Monday, February 3, 2014

Why Wal-Mart Won't Be In KDK Fund (for now)

One of the reasons why KDK Fund is being created is that there are companies that the fund does not want its capital to go to., One of those companies is Wal-Mart. The main reason that KDK Fund will not be investing in Wal-Mart is due to the company's employee wage policy. Recently, Wal-Mart's wage policy weaknesses have started to show up and they are affecting earnings for investors in a negative way.
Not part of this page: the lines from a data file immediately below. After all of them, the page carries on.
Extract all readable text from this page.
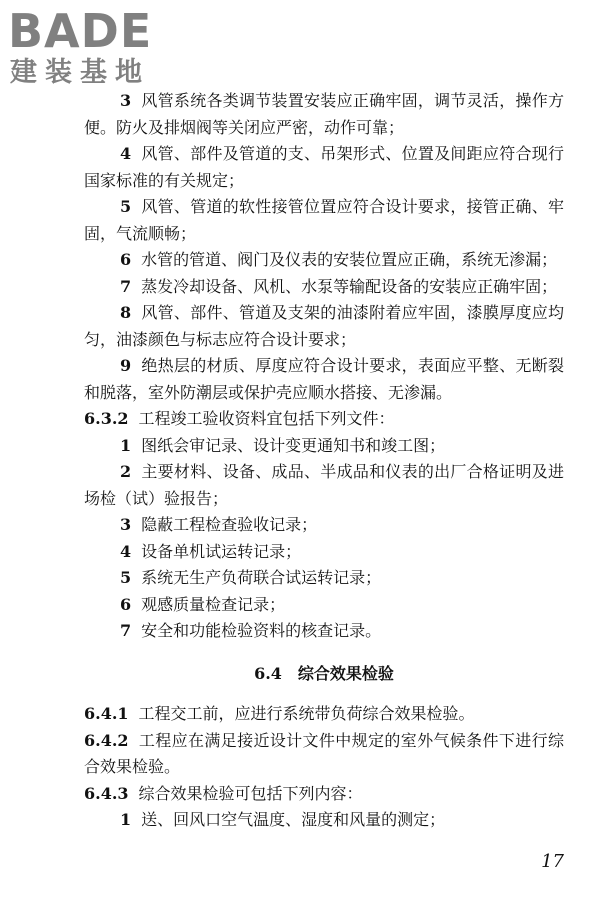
BADE
建装基地

3 风管系统各类调节装置安装应正确牢固，调节灵活，操作方便。防火及排烟阀等关闭应严密，动作可靠；

4 风管、部件及管道的支、吊架形式、位置及间距应符合现行国家标准的有关规定；

5 风管、管道的软性接管位置应符合设计要求，接管正确、牢固，气流顺畅；

6 水管的管道、阀门及仪表的安装位置应正确，系统无渗漏；

7 蒸发冷却设备、风机、水泵等输配设备的安装应正确牢固；

8 风管、部件、管道及支架的油漆附着应牢固，漆膜厚度应均匀，油漆颜色与标志应符合设计要求；

9 绝热层的材质、厚度应符合设计要求，表面应平整、无断裂和脱落，室外防潮层或保护壳应顺水搭接、无渗漏。

6.3.2 工程竣工验收资料宜包括下列文件：

1 图纸会审记录、设计变更通知书和竣工图；

2 主要材料、设备、成品、半成品和仪表的出厂合格证明及进场检（试）验报告；

3 隐蔽工程检查验收记录；

4 设备单机试运转记录；

5 系统无生产负荷联合试运转记录；

6 观感质量检查记录；

7 安全和功能检验资料的核查记录。

6.4 综合效果检验

6.4.1 工程交工前，应进行系统带负荷综合效果检验。

6.4.2 工程应在满足接近设计文件中规定的室外气候条件下进行综合效果检验。

6.4.3 综合效果检验可包括下列内容：

1 送、回风口空气温度、湿度和风量的测定；

17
There is a Yahoo Finance story (link here) that shows some cracks in Wal-Mart's fiscal situation. In the story, analysts estimate that low income workers make up 20% of Wal-Mart's revenue. Because of this, the recent decrease in food stamp funding by the US Government has negatively affected Wal-Mart's earnings. That tells KDK that the government is subsidizing a percentage of Wal-Mart's earnings. It also means Wal-Mart is depending on other companies along with its own to keep wages at a level so that food stamps are continuously needed. Wal-Mart sees a lower minimum wage as beneficial because it then receives massive amounts of revenue from the US Government covering the costs of groceries that should otherwise be covered by higher wages. Knowing that, KDK feels that Wal-Mart's policy of both paying a lower wage to keep costs down and then pining for US food stamp revenue to boost its earnings is not something to support.
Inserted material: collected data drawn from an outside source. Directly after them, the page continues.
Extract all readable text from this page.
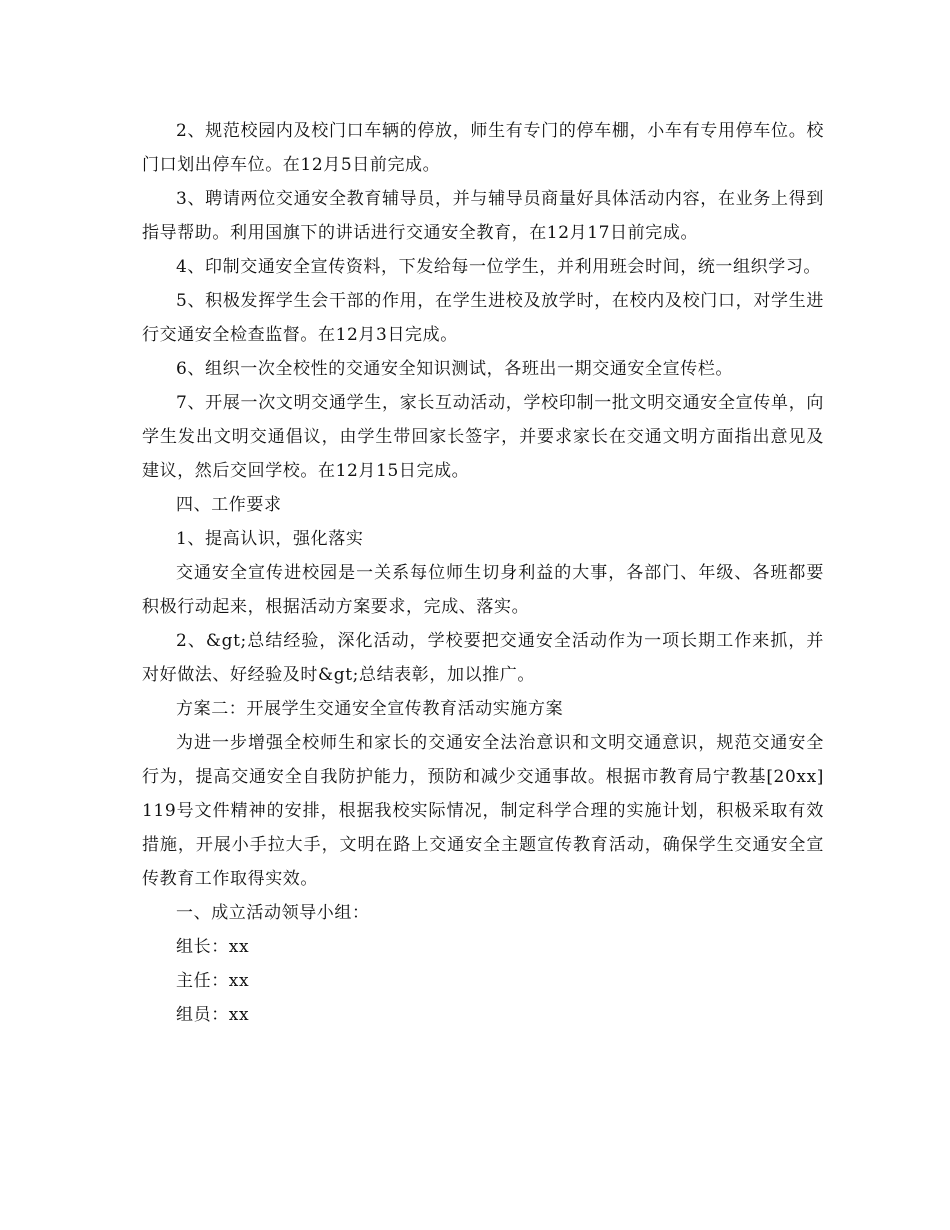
2、规范校园内及校门口车辆的停放，师生有专门的停车棚，小车有专用停车位。校门口划出停车位。在12月5日前完成。

3、聘请两位交通安全教育辅导员，并与辅导员商量好具体活动内容，在业务上得到指导帮助。利用国旗下的讲话进行交通安全教育，在12月17日前完成。

4、印制交通安全宣传资料，下发给每一位学生，并利用班会时间，统一组织学习。

5、积极发挥学生会干部的作用，在学生进校及放学时，在校内及校门口，对学生进行交通安全检查监督。在12月3日完成。

6、组织一次全校性的交通安全知识测试，各班出一期交通安全宣传栏。

7、开展一次文明交通学生，家长互动活动，学校印制一批文明交通安全宣传单，向学生发出文明交通倡议，由学生带回家长签字，并要求家长在交通文明方面指出意见及建议，然后交回学校。在12月15日完成。

四、工作要求

1、提高认识，强化落实

交通安全宣传进校园是一关系每位师生切身利益的大事，各部门、年级、各班都要积极行动起来，根据活动方案要求，完成、落实。

2、&gt;总结经验，深化活动，学校要把交通安全活动作为一项长期工作来抓，并对好做法、好经验及时&gt;总结表彰，加以推广。

方案二：开展学生交通安全宣传教育活动实施方案

为进一步增强全校师生和家长的交通安全法治意识和文明交通意识，规范交通安全行为，提高交通安全自我防护能力，预防和减少交通事故。根据市教育局宁教基[20xx]119号文件精神的安排，根据我校实际情况，制定科学合理的实施计划，积极采取有效措施，开展小手拉大手，文明在路上交通安全主题宣传教育活动，确保学生交通安全宣传教育工作取得实效。

一、成立活动领导小组：

组长：xx

主任：xx

组员：xx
KDK feels that if a company is sufficiently profitable, employees should be at the least given wages that can sustain life without government assistance like food stamps. Wage policies like Wal-Mart's inhibit the value created otherwise for investors. If Wal-Mart and other companies in the same position would execute a better wage policy, it not only would help the workers, it would help lessen the burden put on the US Government and taxpayers. When a company has both employees that are deca-millionaires and employees that require food stamps, KDK Fund knows to stay away.
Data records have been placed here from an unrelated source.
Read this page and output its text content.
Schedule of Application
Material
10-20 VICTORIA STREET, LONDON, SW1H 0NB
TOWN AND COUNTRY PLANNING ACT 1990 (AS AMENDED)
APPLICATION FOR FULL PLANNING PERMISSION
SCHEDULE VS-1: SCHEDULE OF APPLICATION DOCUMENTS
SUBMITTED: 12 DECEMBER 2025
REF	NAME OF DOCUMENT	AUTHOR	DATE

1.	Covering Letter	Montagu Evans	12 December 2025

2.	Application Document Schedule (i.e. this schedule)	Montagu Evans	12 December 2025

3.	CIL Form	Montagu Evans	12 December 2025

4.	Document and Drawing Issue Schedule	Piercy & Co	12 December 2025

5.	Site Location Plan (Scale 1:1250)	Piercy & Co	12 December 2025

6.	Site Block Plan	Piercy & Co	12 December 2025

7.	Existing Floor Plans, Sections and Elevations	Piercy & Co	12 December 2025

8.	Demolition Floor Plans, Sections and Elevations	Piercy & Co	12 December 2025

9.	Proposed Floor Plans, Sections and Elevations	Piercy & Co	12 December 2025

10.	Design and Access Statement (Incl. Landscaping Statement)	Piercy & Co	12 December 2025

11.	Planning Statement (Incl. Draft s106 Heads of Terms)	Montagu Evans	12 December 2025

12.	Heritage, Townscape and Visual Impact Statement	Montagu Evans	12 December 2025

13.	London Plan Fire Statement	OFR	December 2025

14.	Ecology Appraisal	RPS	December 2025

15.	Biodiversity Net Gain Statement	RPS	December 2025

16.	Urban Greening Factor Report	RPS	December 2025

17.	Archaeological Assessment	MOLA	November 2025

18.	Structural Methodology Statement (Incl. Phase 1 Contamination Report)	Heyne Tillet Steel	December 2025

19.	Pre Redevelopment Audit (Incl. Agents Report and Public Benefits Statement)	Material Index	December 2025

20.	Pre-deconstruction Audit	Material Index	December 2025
If Wal-Mart were able to show that all of their employees are given a living wage, the positive effects would far outweigh the minimal loss in dividends or stock appreciation shown to investors. It would now give people that boycott the store to now shop there. Other models within Wal-Mart are genius and do great things for the company.  Fix this and investors like KDK Fund will reassess whether or not Wal-Mart will receive some of its capital. Don't fix it and possibly continue the downtrend.

What would happen if large money sources like pension funds decided to do the same thing and remove their capital from reaching Wal-Mart's balance sheet? Would Wal-Mart change? If you are under a pension fund system, give your rep a call and find out where your retirement funds are going.